民事信託のうち受託者が信頼できる家族、親族に依頼する形が特に「家族信託」といいます。

家族信託のうち高齢者や障害者の生活支援のための財産管理を

「福祉型信託」と言い分類されます。

今般、施行された民事信託は従来の成年後見制度や相続対策と違い、運営面で柔軟性と多様性が

あります。

従来の遺言書では、相続人に財産の遺贈のみ目的としていますが

遺贈後財産の支払いのし方に細かい事まで指定できませんでした。

例えば、遺言財産を毎月定額のみ支払う、相続人がある年齢に達したら支払う、

一次相続人が相続して、相続財産が残っていた場合、二次相続人も指定できる様に、

本人の希望に沿った資産承継が可能になった事は従来の遺言では実現

出来ませんでした。

従来の成年後見制度では、本人に代わって財産保全を目的の中心になっていたため、資産運営や

相続対策としての生前贈与ができませんでしたが、民事信託では可能になりました。

又、共有不動産は、共有物の運営管理、処分に共有者全員の同意を得なければなりませんでしたが、

管理処分権限だけに受託者に集約する事で有効活用が可能になりました。

更に、信託受益権として、共有して、共有資産の権利、共有資産価値を維持したまま、

資産の有効活用が可能になりました。

この様に民事信託では、従来の遺言や成年後見制度の弊害をカバーし、

運用面ではなるべく費用を抑えた柔軟な財産管理と財産承継が出来、今後の利用拡大が見込まれます。
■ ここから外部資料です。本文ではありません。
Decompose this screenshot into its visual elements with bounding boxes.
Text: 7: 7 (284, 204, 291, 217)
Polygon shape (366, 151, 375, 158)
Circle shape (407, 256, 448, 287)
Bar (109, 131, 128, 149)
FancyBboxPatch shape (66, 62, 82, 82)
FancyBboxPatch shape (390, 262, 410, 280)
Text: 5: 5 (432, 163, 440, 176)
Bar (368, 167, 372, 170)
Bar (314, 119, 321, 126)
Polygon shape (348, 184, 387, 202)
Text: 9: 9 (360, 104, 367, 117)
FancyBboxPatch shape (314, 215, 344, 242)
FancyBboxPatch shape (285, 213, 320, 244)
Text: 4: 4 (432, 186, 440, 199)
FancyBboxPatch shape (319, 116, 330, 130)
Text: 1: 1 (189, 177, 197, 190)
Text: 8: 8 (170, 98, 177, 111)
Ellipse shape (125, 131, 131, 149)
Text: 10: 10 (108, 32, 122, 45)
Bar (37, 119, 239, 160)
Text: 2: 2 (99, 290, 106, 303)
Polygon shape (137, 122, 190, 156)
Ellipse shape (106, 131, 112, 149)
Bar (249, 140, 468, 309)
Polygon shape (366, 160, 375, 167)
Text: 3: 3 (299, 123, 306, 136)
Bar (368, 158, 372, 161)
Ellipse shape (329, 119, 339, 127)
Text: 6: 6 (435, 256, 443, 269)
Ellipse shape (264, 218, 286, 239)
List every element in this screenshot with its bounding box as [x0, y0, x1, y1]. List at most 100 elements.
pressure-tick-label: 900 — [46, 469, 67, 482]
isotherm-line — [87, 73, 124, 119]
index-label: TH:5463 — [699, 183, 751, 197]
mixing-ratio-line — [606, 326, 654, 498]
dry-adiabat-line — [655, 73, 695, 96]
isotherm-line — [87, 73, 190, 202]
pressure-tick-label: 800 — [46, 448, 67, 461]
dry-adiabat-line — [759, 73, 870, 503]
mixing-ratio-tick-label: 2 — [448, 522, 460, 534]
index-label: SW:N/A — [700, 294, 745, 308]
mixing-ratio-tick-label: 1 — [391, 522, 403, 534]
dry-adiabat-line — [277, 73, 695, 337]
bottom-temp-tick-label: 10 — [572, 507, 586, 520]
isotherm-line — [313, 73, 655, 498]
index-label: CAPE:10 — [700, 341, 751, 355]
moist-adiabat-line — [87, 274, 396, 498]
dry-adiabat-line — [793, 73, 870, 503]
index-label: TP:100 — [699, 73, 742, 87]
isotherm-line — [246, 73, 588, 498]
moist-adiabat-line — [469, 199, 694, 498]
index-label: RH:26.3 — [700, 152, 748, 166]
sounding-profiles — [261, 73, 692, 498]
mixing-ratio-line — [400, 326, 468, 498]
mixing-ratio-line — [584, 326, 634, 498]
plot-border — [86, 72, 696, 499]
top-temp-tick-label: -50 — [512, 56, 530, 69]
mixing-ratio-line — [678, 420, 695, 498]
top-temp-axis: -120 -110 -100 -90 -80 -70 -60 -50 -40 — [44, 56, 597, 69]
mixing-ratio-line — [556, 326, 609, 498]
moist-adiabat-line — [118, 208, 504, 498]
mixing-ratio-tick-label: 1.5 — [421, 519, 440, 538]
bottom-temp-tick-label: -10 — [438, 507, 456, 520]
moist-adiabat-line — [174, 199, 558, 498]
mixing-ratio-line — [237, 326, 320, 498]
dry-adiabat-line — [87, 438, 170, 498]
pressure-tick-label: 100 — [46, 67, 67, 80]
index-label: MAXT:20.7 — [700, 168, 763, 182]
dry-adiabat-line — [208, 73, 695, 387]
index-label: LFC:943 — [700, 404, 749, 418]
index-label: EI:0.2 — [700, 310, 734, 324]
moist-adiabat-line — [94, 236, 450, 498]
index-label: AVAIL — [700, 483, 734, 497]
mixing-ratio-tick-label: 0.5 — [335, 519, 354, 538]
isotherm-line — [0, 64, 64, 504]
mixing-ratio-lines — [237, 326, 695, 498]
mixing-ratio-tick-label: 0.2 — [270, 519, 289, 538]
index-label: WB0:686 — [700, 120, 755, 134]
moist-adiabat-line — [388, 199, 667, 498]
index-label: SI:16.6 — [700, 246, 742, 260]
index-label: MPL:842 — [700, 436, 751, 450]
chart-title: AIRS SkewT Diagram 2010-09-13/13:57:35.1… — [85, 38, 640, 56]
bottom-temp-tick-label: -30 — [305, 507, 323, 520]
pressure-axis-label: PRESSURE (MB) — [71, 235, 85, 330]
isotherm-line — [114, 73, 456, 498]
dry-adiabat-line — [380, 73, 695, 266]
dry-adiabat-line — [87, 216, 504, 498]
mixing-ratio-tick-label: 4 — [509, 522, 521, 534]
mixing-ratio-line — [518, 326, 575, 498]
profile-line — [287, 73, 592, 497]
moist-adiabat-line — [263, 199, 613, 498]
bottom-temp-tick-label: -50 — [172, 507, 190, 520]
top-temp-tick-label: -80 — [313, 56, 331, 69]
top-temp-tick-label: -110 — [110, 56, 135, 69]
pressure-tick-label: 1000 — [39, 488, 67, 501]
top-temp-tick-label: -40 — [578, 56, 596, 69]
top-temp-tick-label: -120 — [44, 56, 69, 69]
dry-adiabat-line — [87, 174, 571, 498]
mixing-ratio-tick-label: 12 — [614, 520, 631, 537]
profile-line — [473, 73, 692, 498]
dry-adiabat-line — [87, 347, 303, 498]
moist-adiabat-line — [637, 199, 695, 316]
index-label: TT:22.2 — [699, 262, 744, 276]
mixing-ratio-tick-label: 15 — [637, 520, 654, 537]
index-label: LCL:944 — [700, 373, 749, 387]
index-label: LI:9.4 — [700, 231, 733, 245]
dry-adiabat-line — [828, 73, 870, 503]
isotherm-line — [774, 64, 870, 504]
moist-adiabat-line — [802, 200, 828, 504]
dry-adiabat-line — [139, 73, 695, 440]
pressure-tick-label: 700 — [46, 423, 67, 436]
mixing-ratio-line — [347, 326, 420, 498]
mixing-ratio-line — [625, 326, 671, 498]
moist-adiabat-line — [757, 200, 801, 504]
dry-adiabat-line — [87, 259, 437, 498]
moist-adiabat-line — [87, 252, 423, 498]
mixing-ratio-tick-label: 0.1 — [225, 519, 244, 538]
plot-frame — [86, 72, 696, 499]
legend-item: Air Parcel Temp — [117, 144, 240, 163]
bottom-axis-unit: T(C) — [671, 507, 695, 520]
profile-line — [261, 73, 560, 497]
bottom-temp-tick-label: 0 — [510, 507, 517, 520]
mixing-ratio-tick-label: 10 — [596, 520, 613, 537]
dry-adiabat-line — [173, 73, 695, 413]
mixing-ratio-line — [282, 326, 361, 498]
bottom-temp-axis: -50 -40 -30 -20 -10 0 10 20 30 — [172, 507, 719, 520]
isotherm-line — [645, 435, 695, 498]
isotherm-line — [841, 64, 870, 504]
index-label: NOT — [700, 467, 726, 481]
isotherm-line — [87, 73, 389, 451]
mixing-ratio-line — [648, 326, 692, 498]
民事信託の範囲も生前の財産運営管理から万一委託者が生前に障害(認知症)になっても信託契約により

生活費の確保や財産管理、生活のケアまでできる幅広い財産管理と生前から相続まで

信託が一括してカバーが可能になりました。

相続が発生しても生前に家族間で取り決めた相続分割がトラブルなく可能になりました。

財産管理は生前から相続まで一貫して管理、運営、相続がきめられるようになったため、従来の相続に伴う

遺産争いが少なくなったり、委託者が障害になっても安心して自分の財産を信託できるようになりました。

従来の相続や成年後見制度の弊害が少なくなり使い勝手がよくなりました。

実際の信託方法や運営は、専門の弁護士、司法書士にお尋ねください。